Однако есть еще власть общества и системы. Эта власть безлика и размыта. Ее давление неизбежно, удушающе и неумолимо. День за днем система лепит из тебя то, что ей нужно. Деталь. Всего лишь одну из миллионов. Лепит в точном соответствии с шаблоном. И в конце концов вылепит, можешь не сомневаться… Необитаемые острова, полинезийский рай, тибетское вольное молчание – лишь призраки, образы-тени, окаменелости на зыбком дне твоего запуганного, раздавленного «я». Ты – стертая «индивидуальность», ограненная дешевка. Поэтому ты никуда не убежишь, а я буду слушать твои жалобы до самой смерти. И смеяться.
Ничего такого старик, разумеется, не сказал, а я не успел подумать. Наверное, это было лишнее. Он улыбнулся, но взгляд его не потеплел ни на градус и не стал менее безжалостным. Блеснули зубы. Я заметил себе, что у него хороший дантист.
– В тебе еще достаточно злобы, сопляк, – тихо проговорил старик.
У него оказался глухой приятный голос, без этих противных визгливых старческих ноток.
– Доволен? – спросил я. – А теперь катись!
Со мной происходило что-то непонятное. Почему-то я не хотел поднимать шум и обнаруживать присутствие этого старика, оскорбившего меня. Хотя доберманы наверняка отбили бы у него желание вести ночные беседы. Беседы, кстати, отнюдь не душеспасительные. Сомневаюсь, что они могли иметь лечебный эффект. Тем не менее я покорно лежал и слушал его бред. Или бредил сам.
– Ты хотел бы выйти отсюда, сопляк? – спросил старик уже без улыбки.
Я пропустил его дурацкий вопрос мимо ушей и задал свой:
– Кто ты такой?
– Если тебе будет легче, жалкое создание, то назови меня как-нибудь. Давай поиграем в эту игру – тебе ведь кажется, что у тебя бездна времени. Какие имена тебе нравятся? А какие звуки?
– Много понта, старик! – сказал я. – Сделай что-нибудь, а не трепись.
Он покачал седой головой.

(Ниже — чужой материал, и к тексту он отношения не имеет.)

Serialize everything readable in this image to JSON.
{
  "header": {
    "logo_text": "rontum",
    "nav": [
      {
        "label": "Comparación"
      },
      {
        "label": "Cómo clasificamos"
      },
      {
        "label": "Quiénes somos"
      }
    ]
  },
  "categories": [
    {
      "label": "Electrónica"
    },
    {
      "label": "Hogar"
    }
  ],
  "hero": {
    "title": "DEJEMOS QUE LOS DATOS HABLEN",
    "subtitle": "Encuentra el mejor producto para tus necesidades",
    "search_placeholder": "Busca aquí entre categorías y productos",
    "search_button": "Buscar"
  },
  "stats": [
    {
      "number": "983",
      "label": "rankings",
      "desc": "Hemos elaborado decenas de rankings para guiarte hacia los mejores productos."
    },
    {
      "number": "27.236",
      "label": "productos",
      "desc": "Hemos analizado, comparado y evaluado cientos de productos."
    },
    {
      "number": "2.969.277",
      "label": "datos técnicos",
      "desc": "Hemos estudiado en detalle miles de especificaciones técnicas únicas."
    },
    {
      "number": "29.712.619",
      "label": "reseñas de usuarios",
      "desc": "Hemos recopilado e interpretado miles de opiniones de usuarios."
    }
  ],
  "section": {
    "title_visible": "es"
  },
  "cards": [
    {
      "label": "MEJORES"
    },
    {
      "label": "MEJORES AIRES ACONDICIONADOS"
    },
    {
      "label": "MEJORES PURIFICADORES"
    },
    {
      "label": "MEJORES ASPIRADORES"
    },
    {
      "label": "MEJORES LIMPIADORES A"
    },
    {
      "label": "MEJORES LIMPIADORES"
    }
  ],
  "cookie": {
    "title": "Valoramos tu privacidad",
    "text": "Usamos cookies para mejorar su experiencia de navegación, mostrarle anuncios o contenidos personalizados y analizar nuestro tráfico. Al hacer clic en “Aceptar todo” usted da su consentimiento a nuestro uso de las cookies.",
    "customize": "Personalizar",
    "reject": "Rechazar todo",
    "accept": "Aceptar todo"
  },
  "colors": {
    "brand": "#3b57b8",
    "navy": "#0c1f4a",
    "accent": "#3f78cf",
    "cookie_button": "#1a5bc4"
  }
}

Волосы у него были длинные, белесые и жидковатые, как у престарелого Игги Попа. Я окончательно убедился в том, что он не из наших. С таким хайром тут не держат. Я безуспешно пытался угадать, откуда он взялся. И все время я продолжал искать себя в выпуклых сияющих зеркалах его глаз…
– Мой первый вопрос отнюдь не глупый, – проговорил старик с отсутствующим видом. – Разберись в себе. Может быть, ты не так уж сильно мечтаешь выйти? Когда хотят – делают… Снаружи страшно – ты не забыл? Охота продолжается…
Он задел меня за живое. За ОСТАВШЕЕСЯ во мне живое. Оно было похоронено где-то в непроницаемом саркофаге моей неврастении.
– Кто ты, старик? Я не шучу… – Голос у меня стал хриплым, как у Леонарда Коэна, вдобавок повредившего связки.
– Скажем так: я помогаю освободиться.
– Кому?
– Слабым. Глупым. Тем, кто считает себя бедными и несчастными.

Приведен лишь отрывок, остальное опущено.